Protein misfolding - Alzheimer’s disease Amyloid hypothesis (9)
• In Alzheimer’s disease proteolytic cleavage of Amyloid Precursor Protein (APP) is observed.
• APP is a large transmembrane protein.
• APP has multiple functions but is involved in G-protein signalling.
• Proteolysis leads to cleavage of APP results in a @40 residue peptide -Amyloid (A).
• Misfolding of this protein results in a planar arrangement and polymerisation.
• This can form fibrils of mis-folded protein (amyloid fibrils).
• β-Amyloid (Aβ) fibres are formed from stacked beta sheets in which the side chains interdigitate.
• The aggregation of b-amyloid in the brains interfere with the workings of the synapse, particularly in the hippocampus.
• Higher order insoluble aggregates form, which contain much crossed -structure which become deposited in plaques, damaging the neuronal cells of brain.

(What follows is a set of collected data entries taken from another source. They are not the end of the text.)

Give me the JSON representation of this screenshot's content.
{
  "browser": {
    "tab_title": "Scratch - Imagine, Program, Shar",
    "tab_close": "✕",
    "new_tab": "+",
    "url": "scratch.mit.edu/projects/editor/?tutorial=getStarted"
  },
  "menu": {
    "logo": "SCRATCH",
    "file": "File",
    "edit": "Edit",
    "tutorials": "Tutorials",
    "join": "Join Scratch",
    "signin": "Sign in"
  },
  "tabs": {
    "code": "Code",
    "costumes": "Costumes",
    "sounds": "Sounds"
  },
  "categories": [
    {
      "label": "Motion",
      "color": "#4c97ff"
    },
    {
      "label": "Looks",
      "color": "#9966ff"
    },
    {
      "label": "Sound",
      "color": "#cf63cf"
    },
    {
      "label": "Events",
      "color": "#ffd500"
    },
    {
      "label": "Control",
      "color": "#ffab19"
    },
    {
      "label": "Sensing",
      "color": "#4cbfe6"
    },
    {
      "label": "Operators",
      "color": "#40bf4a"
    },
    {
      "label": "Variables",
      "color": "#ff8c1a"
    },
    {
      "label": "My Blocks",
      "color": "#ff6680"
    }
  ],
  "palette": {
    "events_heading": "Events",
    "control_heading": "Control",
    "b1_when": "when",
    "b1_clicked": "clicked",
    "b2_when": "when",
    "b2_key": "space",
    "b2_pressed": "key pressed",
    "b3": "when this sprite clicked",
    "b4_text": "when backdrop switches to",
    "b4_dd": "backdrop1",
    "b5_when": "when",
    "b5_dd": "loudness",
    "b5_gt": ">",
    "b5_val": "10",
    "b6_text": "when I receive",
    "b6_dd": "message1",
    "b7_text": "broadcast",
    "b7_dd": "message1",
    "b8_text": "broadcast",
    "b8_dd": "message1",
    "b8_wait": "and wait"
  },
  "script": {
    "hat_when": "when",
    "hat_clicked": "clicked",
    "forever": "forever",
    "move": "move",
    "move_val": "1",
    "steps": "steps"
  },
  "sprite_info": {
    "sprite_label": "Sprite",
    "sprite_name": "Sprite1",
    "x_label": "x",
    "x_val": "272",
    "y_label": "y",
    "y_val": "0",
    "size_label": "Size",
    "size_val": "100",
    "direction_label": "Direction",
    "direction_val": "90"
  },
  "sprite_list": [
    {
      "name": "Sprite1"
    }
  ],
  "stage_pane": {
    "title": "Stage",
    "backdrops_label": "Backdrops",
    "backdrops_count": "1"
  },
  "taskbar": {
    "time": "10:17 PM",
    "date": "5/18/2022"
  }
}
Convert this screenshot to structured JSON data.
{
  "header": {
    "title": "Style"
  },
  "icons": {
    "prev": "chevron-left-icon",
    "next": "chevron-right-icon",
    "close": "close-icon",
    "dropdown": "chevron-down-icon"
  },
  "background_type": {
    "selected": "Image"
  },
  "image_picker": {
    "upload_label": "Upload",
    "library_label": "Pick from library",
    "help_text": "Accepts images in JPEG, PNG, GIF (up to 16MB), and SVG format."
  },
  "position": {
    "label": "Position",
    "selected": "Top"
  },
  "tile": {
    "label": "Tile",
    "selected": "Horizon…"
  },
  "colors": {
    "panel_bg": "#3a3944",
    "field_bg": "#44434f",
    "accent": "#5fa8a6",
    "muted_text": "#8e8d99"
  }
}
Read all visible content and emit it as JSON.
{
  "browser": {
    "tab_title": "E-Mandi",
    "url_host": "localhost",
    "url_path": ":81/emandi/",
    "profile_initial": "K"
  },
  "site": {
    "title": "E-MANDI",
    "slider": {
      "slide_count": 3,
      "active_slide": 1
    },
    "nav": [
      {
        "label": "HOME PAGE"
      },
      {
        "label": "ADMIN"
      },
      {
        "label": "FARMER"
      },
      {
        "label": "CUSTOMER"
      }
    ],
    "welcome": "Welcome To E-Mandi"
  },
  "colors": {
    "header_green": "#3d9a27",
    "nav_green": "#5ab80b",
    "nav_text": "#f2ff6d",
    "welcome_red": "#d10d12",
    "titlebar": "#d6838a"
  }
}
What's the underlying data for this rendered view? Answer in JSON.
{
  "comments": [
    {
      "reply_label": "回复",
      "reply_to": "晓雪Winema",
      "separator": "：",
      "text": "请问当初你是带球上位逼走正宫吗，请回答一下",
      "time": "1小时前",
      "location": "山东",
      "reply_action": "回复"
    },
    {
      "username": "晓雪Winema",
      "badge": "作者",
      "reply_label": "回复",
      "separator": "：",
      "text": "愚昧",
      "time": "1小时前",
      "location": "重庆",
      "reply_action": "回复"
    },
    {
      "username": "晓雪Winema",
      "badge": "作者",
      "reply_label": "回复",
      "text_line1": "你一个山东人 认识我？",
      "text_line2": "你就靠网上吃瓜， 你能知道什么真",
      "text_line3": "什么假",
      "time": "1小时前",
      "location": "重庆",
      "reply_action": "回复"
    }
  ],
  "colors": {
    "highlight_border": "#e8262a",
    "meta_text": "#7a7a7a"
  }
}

Protein misfolding - Cystic fibrosis (5)
Most common mutation is deletion of Phenylalanine at residue 508 of the cystic fibrosis transmembrane conductance regulator (CFTR).
• DF508del leads to mis-folding of the protein whilst it is still in the ER.
• Recognised by the cellular machinery that identifies and processes misfolded protein.
• Results in ubiquitination, trafficking to the proteasome and degradation.
• 70% of Caucasian CF patients harbour this mutation.